Why you should have a Private Placement Memorandum when raising to accredited investors.
There are four principal conditions to a private placement “not involving a public offering” of securities under Section 4(a)(2) and Regulation D, Rule 506; namely:
- Offeree suitability (investors must be accredited or sophisticated);
- Availability of material information (all material information about the issuer and its business must be made available to investors);
- Manner of offering (no general solicitation, except under D, Rule 506(c); and
- Absence of redistribution (restrictions on transfer).
There are two ways to satisfy condition 2 above (Availability of material information); namely:
If a private placement will be offered to non-accredited investors (but nevertheless “sophisticated”), then “Disclosure” is the mandatory means of satisfying condition 2. If a private placement will be offered only to accredited investors, then “Access” is a permitted means of satisfying condition 2. However, in all events it is preferred still to provide a PPM to accredited investors for a variety of reasons, the main one being avoidance of Rule 10b-5 claims against the issuer and possible liability of the issuer (and its directors and officers) under Rule 10b-5.
The reason why “Access” is a permitted means of satisfying condition 2 is that both the SEC and the federal courts (in extensive case law) have taken the position that accredited investors can “fend for themselves” and therefore are able to obtain from the issuer whatever information they deem necessary to make a fully-informed investment decision. A non-accredited investor cannot fend for himself; therefore “Disclosure” is mandatory to a non-accredited investor.

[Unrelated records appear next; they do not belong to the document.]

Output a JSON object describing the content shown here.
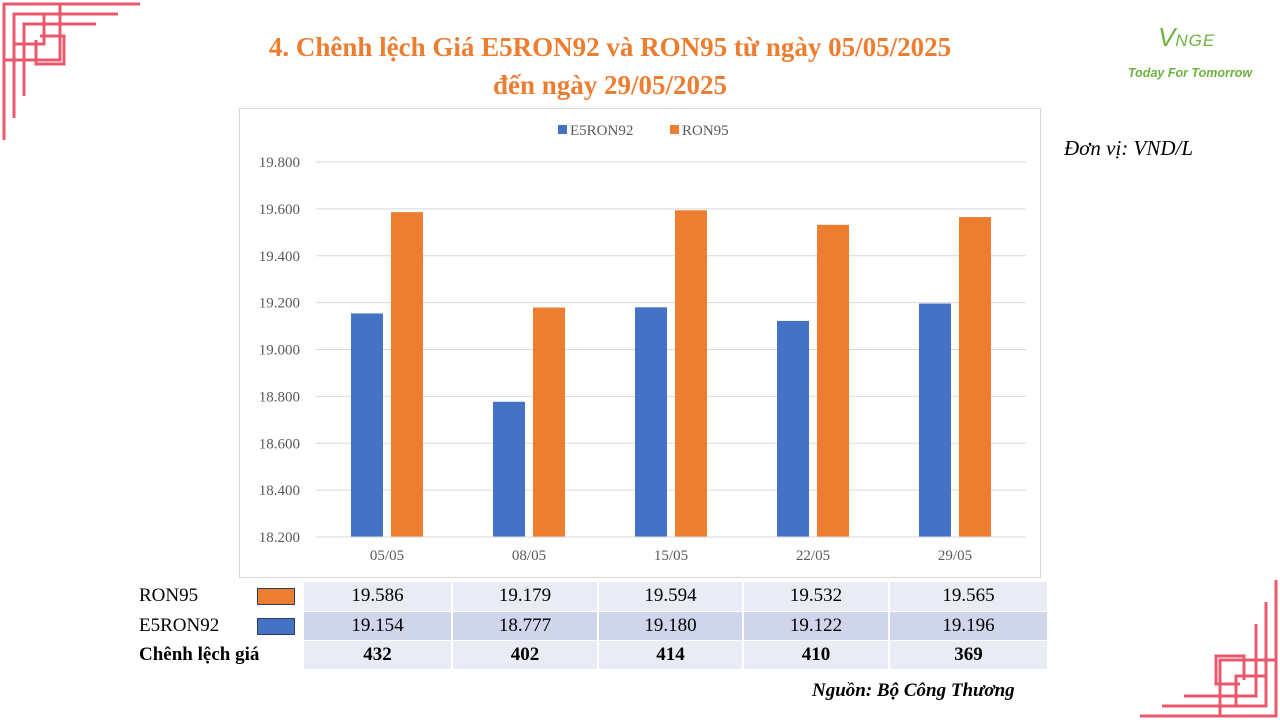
{
  "title_line1": "4. Chênh lệch Giá E5RON92 và RON95 từ ngày 05/05/2025",
  "title_line2": "đến ngày 29/05/2025",
  "logo": {
    "mark_v": "V",
    "mark_rest": "NGE",
    "tagline": "Today For Tomorrow"
  },
  "unit": "Đơn vị: VND/L",
  "source": "Nguồn: Bộ Công Thương",
  "colors": {
    "accent": "#ED7D31",
    "series_e5": "#4472C4",
    "series_ron95": "#ED7D31",
    "decor": "#E8596E",
    "logo": "#6DB33F"
  },
  "chart_data": {
    "type": "bar",
    "categories": [
      "05/05",
      "08/05",
      "15/05",
      "22/05",
      "29/05"
    ],
    "series": [
      {
        "name": "E5RON92",
        "color": "#4472C4",
        "values": [
          19154,
          18777,
          19180,
          19122,
          19196
        ]
      },
      {
        "name": "RON95",
        "color": "#ED7D31",
        "values": [
          19586,
          19179,
          19594,
          19532,
          19565
        ]
      }
    ],
    "ylim": [
      18200,
      19800
    ],
    "yticks": [
      18200,
      18400,
      18600,
      18800,
      19000,
      19200,
      19400,
      19600,
      19800
    ],
    "ytick_labels": [
      "18.200",
      "18.400",
      "18.600",
      "18.800",
      "19.000",
      "19.200",
      "19.400",
      "19.600",
      "19.800"
    ],
    "grid": true,
    "legend": "top-center"
  },
  "table": {
    "rows": [
      {
        "label": "RON95",
        "swatch": "#ED7D31",
        "values": [
          "19.586",
          "19.179",
          "19.594",
          "19.532",
          "19.565"
        ]
      },
      {
        "label": "E5RON92",
        "swatch": "#4472C4",
        "values": [
          "19.154",
          "18.777",
          "19.180",
          "19.122",
          "19.196"
        ]
      },
      {
        "label": "Chênh lệch giá",
        "values": [
          "432",
          "402",
          "414",
          "410",
          "369"
        ]
      }
    ]
  }
}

The problem with accredited investors, however, is that they are smart enough to bring false claims against the issuer. They can allege that the issuer stated this or that and/or that the issuer omitted to state this or that. That is all they have to do to commence a lawsuit in federal court. The burden of proof is on the issuer. Without a written PPM that includes the statement in substance that “we are only telling you what is in this PPM, and no one is authorized to communicate any information to you other than what is stated in this PPM,” how can the issuer satisfy its burden of proof? It cannot.
This means basically an automatic rescission right, and, if the issuer already spent the investment capital, then its officers and directors can be held personally liable.